Image Convolution Data Pre-Processing

Hi all, I’m working on a hardware accelerator for image convolution. I have much of my design ready to go but I’m faced with a small issue and I’m curious how you guys would fix it.

Target Device: Pynq Z2

So basically I’ve created an architecture to complete convolutions on hardware using a DMA controller and a custom IP to process the data coming from memory. Example graphic of convolution:
image

After doing some testing with the DMA, it seems the controller will send each value individually like I want, but one row at a time. This is a screenshot where I use the DMA as a FIFO and move value from one memory location to another.

The issue is that my data processing block is expecting my values to come in from the DMA in the following order:
image

I can do some data pre-processing to make sure the values are coming into my IP in the right order to fill my kernel, but this does not seem ideal. It might be worth mentioning that I was planning to do one color channel at a time so thats some more pre-processing overhead I might need. Any ideas?

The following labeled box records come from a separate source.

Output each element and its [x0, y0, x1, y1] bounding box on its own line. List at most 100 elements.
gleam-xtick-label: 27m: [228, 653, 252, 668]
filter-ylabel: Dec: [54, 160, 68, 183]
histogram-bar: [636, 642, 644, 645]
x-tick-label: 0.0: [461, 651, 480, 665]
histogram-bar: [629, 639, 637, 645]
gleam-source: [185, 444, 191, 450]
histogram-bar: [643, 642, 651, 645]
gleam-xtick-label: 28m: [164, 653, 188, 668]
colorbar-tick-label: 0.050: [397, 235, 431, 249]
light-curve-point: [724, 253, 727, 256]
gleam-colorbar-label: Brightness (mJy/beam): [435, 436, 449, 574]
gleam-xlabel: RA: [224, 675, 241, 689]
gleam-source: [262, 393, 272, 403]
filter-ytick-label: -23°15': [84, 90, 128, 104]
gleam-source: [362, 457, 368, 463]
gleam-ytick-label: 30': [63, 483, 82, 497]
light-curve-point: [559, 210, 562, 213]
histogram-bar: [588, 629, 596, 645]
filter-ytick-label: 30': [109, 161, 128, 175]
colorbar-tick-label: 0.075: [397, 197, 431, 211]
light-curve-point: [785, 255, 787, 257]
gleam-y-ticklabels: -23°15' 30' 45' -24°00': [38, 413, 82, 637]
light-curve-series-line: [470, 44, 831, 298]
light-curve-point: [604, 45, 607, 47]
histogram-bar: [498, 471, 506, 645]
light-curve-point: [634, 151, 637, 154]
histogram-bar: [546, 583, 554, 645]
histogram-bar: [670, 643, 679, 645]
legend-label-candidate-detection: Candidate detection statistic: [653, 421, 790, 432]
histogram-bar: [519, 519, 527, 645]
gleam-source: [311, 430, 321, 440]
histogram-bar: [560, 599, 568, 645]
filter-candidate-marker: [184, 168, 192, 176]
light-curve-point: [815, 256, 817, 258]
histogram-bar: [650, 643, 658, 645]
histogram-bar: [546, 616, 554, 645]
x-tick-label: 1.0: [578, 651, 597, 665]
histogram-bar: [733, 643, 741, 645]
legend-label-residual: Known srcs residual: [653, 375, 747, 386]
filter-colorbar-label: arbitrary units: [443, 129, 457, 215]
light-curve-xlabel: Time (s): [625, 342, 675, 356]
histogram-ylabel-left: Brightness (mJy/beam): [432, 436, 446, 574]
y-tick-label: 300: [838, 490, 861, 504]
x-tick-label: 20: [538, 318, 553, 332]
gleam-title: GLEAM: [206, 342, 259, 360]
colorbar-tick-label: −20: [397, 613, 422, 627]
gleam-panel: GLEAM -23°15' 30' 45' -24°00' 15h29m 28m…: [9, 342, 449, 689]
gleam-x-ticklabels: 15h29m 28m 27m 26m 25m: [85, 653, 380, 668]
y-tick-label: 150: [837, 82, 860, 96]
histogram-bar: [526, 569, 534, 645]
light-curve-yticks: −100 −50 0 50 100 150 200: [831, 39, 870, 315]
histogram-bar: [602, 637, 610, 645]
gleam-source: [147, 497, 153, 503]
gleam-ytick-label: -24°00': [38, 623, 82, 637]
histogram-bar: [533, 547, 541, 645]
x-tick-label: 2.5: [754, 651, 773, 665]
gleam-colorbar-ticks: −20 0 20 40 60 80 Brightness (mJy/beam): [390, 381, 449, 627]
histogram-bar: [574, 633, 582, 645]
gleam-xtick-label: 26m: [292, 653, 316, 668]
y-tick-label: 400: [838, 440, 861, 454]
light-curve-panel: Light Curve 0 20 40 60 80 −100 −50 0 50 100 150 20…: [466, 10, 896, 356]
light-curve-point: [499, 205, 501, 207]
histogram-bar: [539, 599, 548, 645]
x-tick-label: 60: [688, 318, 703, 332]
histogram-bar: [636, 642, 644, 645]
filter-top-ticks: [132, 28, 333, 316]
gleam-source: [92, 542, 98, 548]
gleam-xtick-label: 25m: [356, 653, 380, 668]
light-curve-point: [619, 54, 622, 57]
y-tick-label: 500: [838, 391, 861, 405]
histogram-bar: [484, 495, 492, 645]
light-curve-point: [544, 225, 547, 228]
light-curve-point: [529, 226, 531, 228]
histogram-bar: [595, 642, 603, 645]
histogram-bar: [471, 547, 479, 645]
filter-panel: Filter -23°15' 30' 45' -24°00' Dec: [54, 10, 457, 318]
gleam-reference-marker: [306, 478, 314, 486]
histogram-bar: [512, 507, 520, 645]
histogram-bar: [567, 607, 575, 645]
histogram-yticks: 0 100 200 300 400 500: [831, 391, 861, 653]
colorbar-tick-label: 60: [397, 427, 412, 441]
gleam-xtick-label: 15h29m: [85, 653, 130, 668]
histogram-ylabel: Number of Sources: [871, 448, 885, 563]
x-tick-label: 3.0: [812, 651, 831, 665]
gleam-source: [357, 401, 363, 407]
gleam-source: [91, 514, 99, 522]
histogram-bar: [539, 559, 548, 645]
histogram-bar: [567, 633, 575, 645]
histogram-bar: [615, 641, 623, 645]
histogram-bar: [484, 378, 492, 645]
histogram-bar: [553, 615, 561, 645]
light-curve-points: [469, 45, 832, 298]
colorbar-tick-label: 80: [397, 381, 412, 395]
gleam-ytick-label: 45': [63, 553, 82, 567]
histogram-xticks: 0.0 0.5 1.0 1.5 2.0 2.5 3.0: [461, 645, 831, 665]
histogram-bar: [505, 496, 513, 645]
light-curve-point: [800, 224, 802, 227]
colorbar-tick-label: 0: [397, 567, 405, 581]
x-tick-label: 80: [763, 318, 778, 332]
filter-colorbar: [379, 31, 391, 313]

Is this HLS controller? you could modify your code in C.
What about creating mini-ip-core that would rotate that matrix?

The controller design is written in RTL, I haven’t quite figured out how the HLS side works yet…

The issue with simply rotating the matrix is that the controller would need to buffer a lot of data because the DMA will send ALL pixels of row 0 for the picture, then ALL of row 1, then ALL of row 2 and so on. So since I’m looking to get a value from the first three rows (and then more after I’ve completed one line) I think I would need to store three rows entirely.

So this is great occasion to try how hls work and for practice rotate incoming data :smiley:
Hmm, I don’t see another way besides preprocessing